The development of the Scorecasting Model is only a small part of a wider research project we are undertaking. As part of this project, we have been working with user data from an online sports prediction and fantasy games platform called Superbru¬†(over 1.5million players). We have been analysing the judgement forecasts of players of Superbru’s English Premier League Predictor Game from 2017/18. We have now written our first research paper based on these data, which we have titled “Going with your Gut: The (In)accuracy of Forecast Revisions in a Football Score Prediction Game.”
The paper asks whether players of the prediction game choosing to revise their scoreline picks leads to more accurate forecasts as match kick-offs approach. At first glance, this ought to be a no brainer: of course revising scoreline picks should improve forecast accuracy, because over time there is more information about the nature of an upcoming football match, including injuries to key players and even starting lineups. But there are several possible sources of bias which could affect scoreline tips (or judgement forecasts) and their revisions.
In this research, we find that football tipsters should stick with their gut instincts. This appears to be true quite generally when it comes to forecasting football match scores, both accounting for any differences in forecasting ability between individuals and the differences in predictability between football matches. Revising a forecast (i.e. not sticking with their gut instincts) left the tipsters only 80% as likely to forecast a correct match scoreline compared with when they stuck with their first predictions. In those cases where game players did revise their forecasts, initial scoreline picks were just as good on average as when players didn’t make any revisions. We also found evidence of how game players managed to do worse when they revised their forecasts: their revisions were excessive — perhaps they overreact to some new and salient piece of information about the upcoming match.

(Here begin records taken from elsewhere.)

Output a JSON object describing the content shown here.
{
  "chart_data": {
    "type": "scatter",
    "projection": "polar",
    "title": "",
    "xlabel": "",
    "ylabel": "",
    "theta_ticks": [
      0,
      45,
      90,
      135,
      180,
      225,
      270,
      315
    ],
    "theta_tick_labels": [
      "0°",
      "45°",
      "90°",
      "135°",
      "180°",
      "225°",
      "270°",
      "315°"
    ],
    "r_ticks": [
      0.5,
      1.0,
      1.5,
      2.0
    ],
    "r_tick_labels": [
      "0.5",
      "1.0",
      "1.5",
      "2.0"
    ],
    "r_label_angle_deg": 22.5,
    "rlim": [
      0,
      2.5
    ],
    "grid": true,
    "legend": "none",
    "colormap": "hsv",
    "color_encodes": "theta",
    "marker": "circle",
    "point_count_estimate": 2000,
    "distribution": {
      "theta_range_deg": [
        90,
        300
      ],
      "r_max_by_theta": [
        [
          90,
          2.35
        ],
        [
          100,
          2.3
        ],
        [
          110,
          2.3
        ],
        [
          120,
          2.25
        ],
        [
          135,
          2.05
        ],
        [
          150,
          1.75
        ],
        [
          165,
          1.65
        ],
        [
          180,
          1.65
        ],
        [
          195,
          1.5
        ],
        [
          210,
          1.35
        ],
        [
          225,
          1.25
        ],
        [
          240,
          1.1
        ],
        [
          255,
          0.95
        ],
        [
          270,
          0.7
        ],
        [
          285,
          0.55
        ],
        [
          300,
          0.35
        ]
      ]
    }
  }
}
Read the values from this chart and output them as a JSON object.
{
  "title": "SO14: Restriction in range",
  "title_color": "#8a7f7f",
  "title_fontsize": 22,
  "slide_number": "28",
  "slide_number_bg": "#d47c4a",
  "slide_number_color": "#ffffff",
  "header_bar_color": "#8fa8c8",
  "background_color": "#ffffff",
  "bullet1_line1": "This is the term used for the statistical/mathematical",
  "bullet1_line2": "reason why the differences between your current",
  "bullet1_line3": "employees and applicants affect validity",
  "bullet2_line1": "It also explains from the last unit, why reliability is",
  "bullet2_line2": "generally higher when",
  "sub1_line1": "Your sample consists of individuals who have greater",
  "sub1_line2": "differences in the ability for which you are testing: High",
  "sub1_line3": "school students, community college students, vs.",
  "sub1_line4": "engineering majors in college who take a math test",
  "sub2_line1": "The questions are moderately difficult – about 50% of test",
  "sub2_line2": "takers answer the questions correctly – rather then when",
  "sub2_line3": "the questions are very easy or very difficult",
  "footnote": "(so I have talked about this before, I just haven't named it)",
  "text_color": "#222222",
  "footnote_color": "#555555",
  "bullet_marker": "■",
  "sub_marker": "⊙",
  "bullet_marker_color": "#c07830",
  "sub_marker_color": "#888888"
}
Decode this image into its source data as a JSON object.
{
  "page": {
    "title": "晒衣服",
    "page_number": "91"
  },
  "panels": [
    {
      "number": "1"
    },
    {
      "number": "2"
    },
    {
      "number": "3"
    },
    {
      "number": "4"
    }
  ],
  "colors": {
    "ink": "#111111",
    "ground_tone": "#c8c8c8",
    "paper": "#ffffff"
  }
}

These results have some similarities with those found more widely in the academic literature on behavioural forecasting. We hope to use them to guide possible field experiments among communities of sports tipsters (forecasters). One interesting application is whether or not we can find ways to improve the power of crowds in forecasting.
We are also carrying out other research on how to evaluate the football score judgement forecasts made by tipsters, and how forecasting behaviour and evaluation should respond to differences or changes in the “rules of the game” being played by a sports tipster. In general, we find football matches particularly strange objects to forecast, as we have touched on in this blog before.¬†This is mostly explained by the simple fact that frequently the most likely scoreline in any given football match will conflict with the most likely result. There are other situations where this can also be true, and where forecasts could have somewhat greater socio-economic importance.